"Андрей Левкин. Цыганский роман (повести и рассказы)" - читать интересную книгу автора

Представители двух полунаучных дисциплин, как то: культурной и
социальной антропологии и истории моды - объединили проявления искусства
самоукрашения, этого наиболее пригодного для самовыражения вида искусства, в
две большие группы, складывающиеся по формальным признакам: подвижные
(изменяемые) и неподвижные (неизменяемые) личные украшения.
К первой категории относят одежду и элементы украшений на одежде,
ювелирные изделия на теле и одежде, прическу, действия, связанные с
отращиванием или удалением волосяного покрова на теле и лице, лаковое
покрытие и/или ювелирное украшение зубов.
Ко второй категории относят методы, с помощью которых осуществляются
неудалимые и невосстанавливаемые изменения на теле. Обычно эти методы
называют искажением тела. Сюда относят искажения черепа, перфорацию губ,
носа и ушей, удаление или затачивание отдельных зубов, а также такие
операции на теле, какими являются различные формы обрезания мужского
полового органа (циркумцизия, эксцизия, инцизия, субинцизия) и женская
клитородектомия (частичное или полное удаление клитора). Широко
распространенными формами искажения тела являются методы изменения кожного
покрова, которые обобщенно называют татуировкой.

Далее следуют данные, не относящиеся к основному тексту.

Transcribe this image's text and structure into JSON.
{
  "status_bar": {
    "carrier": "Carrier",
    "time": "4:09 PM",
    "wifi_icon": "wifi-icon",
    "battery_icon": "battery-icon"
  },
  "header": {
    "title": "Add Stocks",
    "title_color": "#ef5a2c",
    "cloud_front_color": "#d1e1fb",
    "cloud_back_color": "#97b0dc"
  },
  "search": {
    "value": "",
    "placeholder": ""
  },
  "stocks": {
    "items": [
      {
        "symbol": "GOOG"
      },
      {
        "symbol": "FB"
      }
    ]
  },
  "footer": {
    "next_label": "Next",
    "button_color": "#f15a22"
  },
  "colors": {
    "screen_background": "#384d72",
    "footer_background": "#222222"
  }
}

Само слово введено в европейские языки Куком, вернувшимся из Океании
(1768-1771 гг.), где тот впервые встретился с этим обычаем на острове Таити
в 1769 году, там это называлось "татау". Дальнейшие исторические сведения не
важны, следует лишь знать, что существуют три техники татуировки: точечная,
или пунктирная, рубцовая и шовная. Точечная, или пунктирная наиболее,
видимо, известна читателю-европейцу. Техника рубцовой связана с образованием
келлоидной ткани в результате заживления прижиганий, надрезов и пр.; она, то
есть, рельефна. Суть шовной состоит в том, что под кожный надрез с помощью
тонкого острого предмета продергивается крашеная нить. Фирма, отметим сразу,
практиковала только пунктирную татуировку.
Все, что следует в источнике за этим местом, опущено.